Home Health & Hospice Week

Reimbursement:

Here's What Counts Toward The Institutional Pay Bump — And What Doesn't

Watch out for tricky swing bed patients.

Designating a 30-day period as “institutional” under the Patient-Driven Groupings Model can bring a big payment increase. But claiming it by mistake could result in repercussions ranging from takebacks to fraud and abuse charges.

Take a look at the rules for designating a claim as institutional:

This counts: For early (first) episodes, stays at acute care hospitals, skilled nursing facilities, inpatient rehabilitation facilities, long term care hospitals, and inpatient psychiatric facilities in the 14 days before admission qualify a period as institutional.

This doesn’t: For late (second and later) episodes, only acute care hospital stays count. The other “post-acute stays” do not, the Centers for Medicare & Medicaid Services explains in materials ranging from the 2019 home health payment final rule to educational tools on its PDGM website.

The definition may not be as cut and dried as it first appears, however.

“A post-acute stay in the 14 days prior to a late home health 30-day period would not be classified as an institutional admission unless the patient had been discharged from home health prior to post-acute stay,” states a PDGM overview on CMS’s website (emphasis added).

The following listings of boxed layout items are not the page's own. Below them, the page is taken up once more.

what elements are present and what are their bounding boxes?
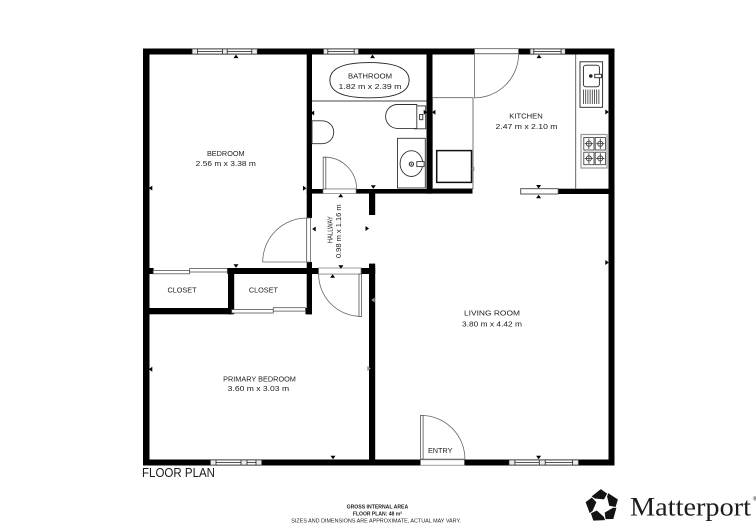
svg-text:2.56 m x 3.38 m: 2.56 m x 3.38 m xyxy=(196,159,256,168)
svg-text:CLOSET: CLOSET xyxy=(249,285,278,294)
svg-text:FLOOR PLAN: FLOOR PLAN xyxy=(142,465,215,480)
svg-text:LIVING ROOM: LIVING ROOM xyxy=(464,309,520,318)
svg-text:SIZES AND DIMENSIONS ARE APPRO: SIZES AND DIMENSIONS ARE APPROXIMATE, AC… xyxy=(291,519,461,525)
svg-text:ENTRY: ENTRY xyxy=(428,446,453,455)
svg-text:PRIMARY BEDROOM: PRIMARY BEDROOM xyxy=(223,374,296,383)
svg-text:®: ® xyxy=(753,496,756,503)
svg-text:FLOOR PLAN: 48 m²: FLOOR PLAN: 48 m² xyxy=(353,511,402,518)
svg-text:CLOSET: CLOSET xyxy=(168,285,197,294)
svg-text:GROSS INTERNAL AREA: GROSS INTERNAL AREA xyxy=(347,505,409,511)
svg-text:BATHROOM: BATHROOM xyxy=(348,72,392,81)
svg-text:KITCHEN: KITCHEN xyxy=(509,112,543,121)
svg-text:2.47 m x 2.10 m: 2.47 m x 2.10 m xyxy=(496,122,558,131)
svg-text:1.82 m x 2.39 m: 1.82 m x 2.39 m xyxy=(339,82,402,91)
svg-text:3.60 m x 3.03 m: 3.60 m x 3.03 m xyxy=(228,384,289,393)
svg-text:Matterport: Matterport xyxy=(630,492,752,521)
svg-text:0.98 m x 1.16 m: 0.98 m x 1.16 m xyxy=(334,204,343,258)
svg-text:BEDROOM: BEDROOM xyxy=(207,149,245,158)
svg-text:3.80 m x 4.42 m: 3.80 m x 4.42 m xyxy=(462,319,522,328)
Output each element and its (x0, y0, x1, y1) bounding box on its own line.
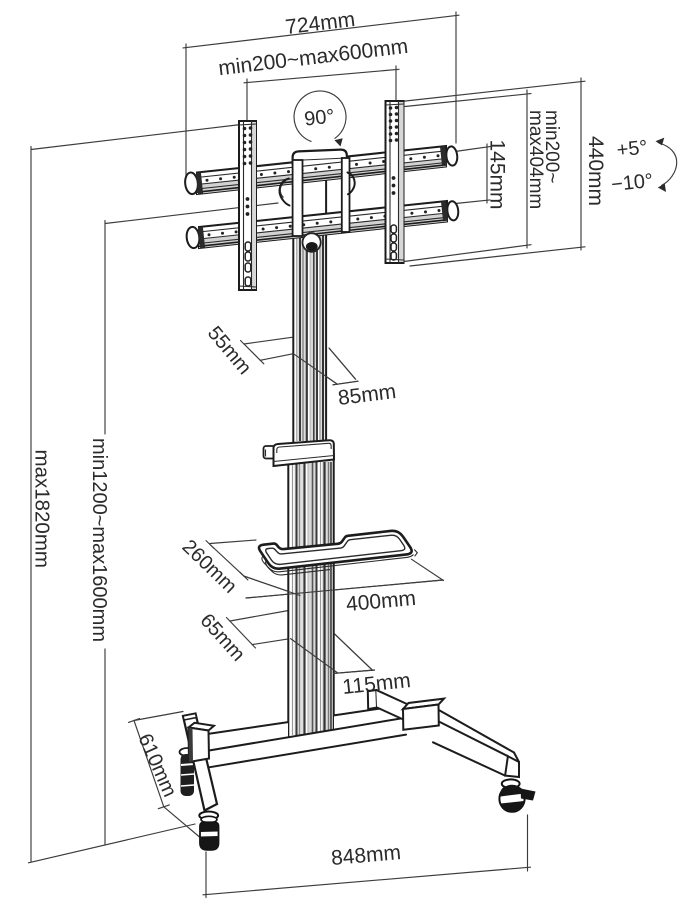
svg-text:+5°: +5° (616, 136, 649, 161)
svg-text:max1820mm: max1820mm (31, 450, 54, 569)
svg-text:440mm: 440mm (584, 136, 607, 206)
svg-text:min1200~max1600mm: min1200~max1600mm (88, 438, 110, 642)
svg-text:90°: 90° (303, 106, 335, 131)
svg-text:145mm: 145mm (486, 140, 509, 210)
svg-text:−10°: −10° (610, 170, 654, 196)
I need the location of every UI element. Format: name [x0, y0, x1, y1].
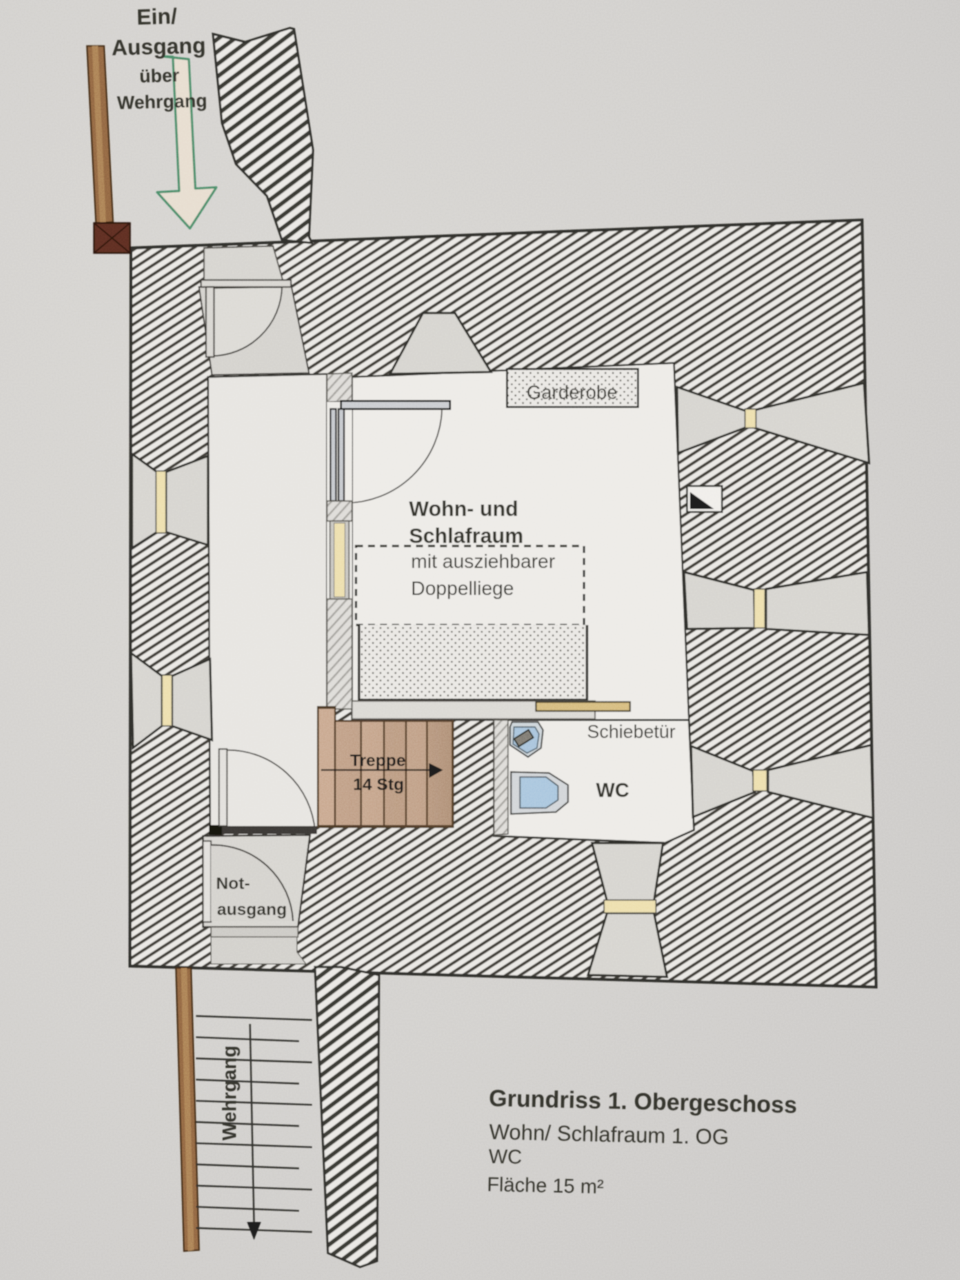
svg-text:über: über — [139, 64, 180, 86]
svg-text:Wohn- und: Wohn- und — [409, 498, 518, 521]
svg-text:Wehrgang: Wehrgang — [117, 90, 208, 113]
svg-text:ausgang: ausgang — [217, 900, 287, 919]
svg-text:Schiebetür: Schiebetür — [587, 721, 675, 742]
svg-text:Ausgang: Ausgang — [111, 33, 206, 60]
svg-text:14 Stg: 14 Stg — [353, 775, 404, 794]
svg-text:Garderobe: Garderobe — [527, 383, 618, 404]
svg-text:Ein/: Ein/ — [136, 4, 177, 30]
svg-text:Fläche 15 m²: Fläche 15 m² — [487, 1174, 605, 1199]
svg-text:Treppe: Treppe — [350, 751, 406, 770]
svg-text:mit ausziehbarer: mit ausziehbarer — [411, 551, 556, 573]
svg-text:Not-: Not- — [216, 874, 250, 893]
svg-text:Doppelliege: Doppelliege — [411, 578, 514, 600]
svg-text:Wehrgang: Wehrgang — [219, 1046, 241, 1141]
svg-text:WC: WC — [488, 1146, 522, 1169]
svg-text:WC: WC — [596, 780, 629, 802]
svg-text:Schlafraum: Schlafraum — [409, 525, 523, 548]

In other words, if an agency discharges a patient to a SNF, IRF, etc. and they come back for another episode, it appears that it should count as institutional, experts point out.

The CMS speaker for an Aug. 21 educational call about PDGM doubles down on this idea in his presentation, which notes that “a post-acute stay in the 14 days prior to a late home health 30-day period would not be classified as an institutional admission unless the patient had been discharged from home health prior to post-acute stay (which is what we would expect to occur)” (emphasis added).

An example given in the presentation seems to contradict that instruction, however, so more clarification is needed on the topic.

Another issue: The CMS staffer provided a clarification about critical access hospitals and swing beds, but it’s tricky. When asked if patients in a CAH in swing bed status should count as occurrence code 61 or 62, the CMS speaker indicated 62, because the patients are receiving post-acute care. (Under Medicare’s swing bed program, hospitals can use its beds, as needed, to provide either acute or SNF care.)

But home health agencies should be careful to check whether a patient is in the acute hospital or swing bed status, cautions Dave Macke, director of reimbursement services with VonLehman & Co. in Ft. Wright, Kentucky. Patients in acute hospitalization stays, which the hospital will bill under a different PTAN (provider transaction access number) than for swing bed/SNF services, should still qualify for OC 61.

And another issue: PDGM claims cannot be deemed institutional for outpatient stays at hospitals, the CMS speaker clarified. The 2019 final rule also makes the exclusion clear. “For the purposes of the PDGM, we will only include those stays in the institutional category that are considered institutional stays in other Medicare settings,” the rule says.

CMS considered creating a third admission source category for emergency department visits and observation stays, but nixed the idea. The category would apply to relatively few periods, CMS maintained in the rule. And it didn’t want to create an unintentional incentive for such visits and stays.

The problem is that patients often can’t distinguish between observation and regular stays (see story, p. 230). That could lead to HHAs unintentionally claiming institutional pay upgrades when they aren’t warranted, or foregoing pay increases they should receive, observers worry.

Note: CMS’s PDGM web page, including a link to the 2019 final rule, is at www.cms.gov/Medicare/Medicare-Fee-for-Service-Payment/HomeHealthPPS/HH-PDGM.html.